= Belleville (play) =

2011 play by Amy Herzog

Belleville is a play from American playwright Amy Herzog. Commissioned by Yale Repertory Theatre, the play premiered at the company in October 2011. It has been produced extensively across the US and UK, and Anne Kaufmann directed the production in its 2013 off-Broadway debut. The off-Broadway production was a New York Times Critics' Pick, with Charles Isherwood of the Times describing the play as "extraordinarily fine." Kaufmann received a nod for the Lucille Lortel Award for Outstanding Director, while Ben Stanton was nominated for Outstanding Lighting Design. The play also received a 2013 Drama Desk Award nomination for Outstanding Play, while Maria Dizzia was nominated for Outstanding Actress in a Play for her portrayal of Abby.

== Plot ==
The play follows a young American ex-pat couple living in the up-and-coming Belleville neighbourhood of Paris. Abby is an actor-turned-yoga-instructor, while Zack is doing AIDS research with Doctors Without Borders, but their life abroad is filled with conflict. Belleville examines a marriage fraying at the seams and coming undone with unflinching honesty and truth.

== Canadian production ==
The Company Theatre (TCT) brought Herzog's play to Toronto's Berkeley Street Theatre in 2014 in association with Canadian Stage. Helmed by regular TCT collaborator and director Jason Byrne, the show starred TCT co-Artistic Director Allan Hawko in the role of Zack, with Christine Horne returning to TCT to take on the role of Abby. Rounding out the cast as Abby and Zack's Senegalese landlords, Alioune and Amina, are Dalmar Abuzeid and Marsha Regis in their TCT debuts.
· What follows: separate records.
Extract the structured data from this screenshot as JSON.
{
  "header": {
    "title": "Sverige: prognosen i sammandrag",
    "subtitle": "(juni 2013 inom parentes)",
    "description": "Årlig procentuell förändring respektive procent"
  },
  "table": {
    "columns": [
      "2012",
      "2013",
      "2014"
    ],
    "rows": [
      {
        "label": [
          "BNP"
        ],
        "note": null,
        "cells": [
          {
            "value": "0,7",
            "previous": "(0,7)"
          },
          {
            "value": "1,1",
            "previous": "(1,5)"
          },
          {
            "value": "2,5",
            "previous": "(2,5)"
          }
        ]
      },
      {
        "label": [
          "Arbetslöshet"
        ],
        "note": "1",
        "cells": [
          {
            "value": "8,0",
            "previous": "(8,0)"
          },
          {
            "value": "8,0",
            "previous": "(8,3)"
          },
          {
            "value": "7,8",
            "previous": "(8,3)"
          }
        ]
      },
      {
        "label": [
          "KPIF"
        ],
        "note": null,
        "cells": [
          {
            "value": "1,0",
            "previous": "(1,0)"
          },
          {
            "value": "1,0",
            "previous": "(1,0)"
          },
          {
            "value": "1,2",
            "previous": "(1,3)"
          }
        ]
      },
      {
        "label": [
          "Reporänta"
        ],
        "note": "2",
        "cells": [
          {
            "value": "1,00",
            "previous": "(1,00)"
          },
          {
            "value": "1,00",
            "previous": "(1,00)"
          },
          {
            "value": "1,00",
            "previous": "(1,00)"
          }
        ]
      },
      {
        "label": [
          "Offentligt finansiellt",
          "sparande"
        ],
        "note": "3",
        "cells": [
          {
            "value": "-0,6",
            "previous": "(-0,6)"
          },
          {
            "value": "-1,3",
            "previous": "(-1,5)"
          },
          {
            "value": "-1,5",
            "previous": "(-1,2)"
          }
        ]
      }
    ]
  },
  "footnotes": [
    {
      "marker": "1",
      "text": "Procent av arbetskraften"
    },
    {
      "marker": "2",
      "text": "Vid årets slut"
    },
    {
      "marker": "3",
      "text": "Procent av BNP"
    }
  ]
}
Belleville marked Hawko's first return to the theatre since 2009, when he trod the boards in TCT's production of Festen.

The creative team included both new and returning TCT collaborators. Yannik Larivée designed the production's costumes and set, while Kevin Lamotte joined the team as the lighting designer. Richard Feren, the sound designer from TCT's production of The Test (2011), took on both sound design and musical composition, while stage manager Michael Sinclair returned for his second stint with the company.